The decision has sparked the biggest protests seen in Ukraine in a decade and a sharp East-West verbal tussle reminiscent of the Cold War era.

Grybauskaite said the EU's dozen newer member states from central and eastern Europe had tried but failed to convince Yanukovych that they had made vital political and economic progress after striking similar deals with the bloc.

In the case of such deals, the EU provides grants and aid to help countries step up to the political and economic standards of the 500-million bloc, the world's largest market.

As pro-EU Ukrainians took to the streets demanding Yanukovych side with the West and turn away from Moscow, even his arch-foe, jailed former premier Yulia Tymoshenko, said she would rather stay behind bars than see the country go East.

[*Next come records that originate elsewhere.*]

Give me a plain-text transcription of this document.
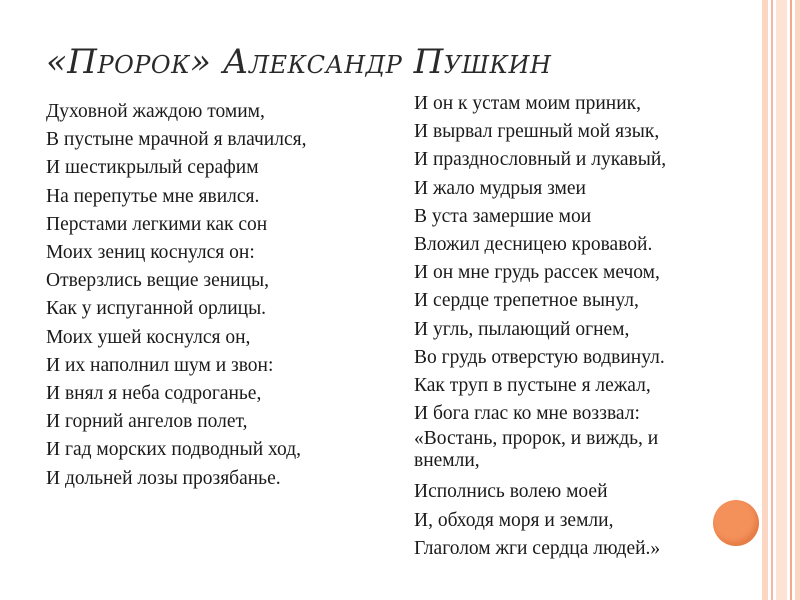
«Пророк» Александр Пушкин
Духовной жаждою томим,
В пустыне мрачной я влачился,
И шестикрылый серафим
На перепутье мне явился.
Перстами легкими как сон
Моих зениц коснулся он:
Отверзлись вещие зеницы,
Как у испуганной орлицы.
Моих ушей коснулся он,
И их наполнил шум и звон:
И внял я неба содроганье,
И горний ангелов полет,
И гад морских подводный ход,
И дольней лозы прозябанье.
И он к устам моим приник,
И вырвал грешный мой язык,
И празднословный и лукавый,
И жало мудрыя змеи
В уста замершие мои
Вложил десницею кровавой.
И он мне грудь рассек мечом,
И сердце трепетное вынул,
И угль, пылающий огнем,
Во грудь отверстую водвинул.
Как труп в пустыне я лежал,
И бога глас ко мне воззвал:
«Востань, пророк, и виждь, и внемли,
Исполнись волею моей
И, обходя моря и земли,
Глаголом жги сердца людей.»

EU nations for their part had partly conditioned the deal to her being allowed to go abroad for medical treatment.

Her daughter Euguenia told AFP that if Yanukovych "fails to sign the agreement tomorrow, we cannot predict how people will react."

Keen to show Moscow's former communist satellites in Eastern Europe that the summit matters, almost all EU leaders were attending the two-day talks, including the "Big Three" of Britain, France and Germany.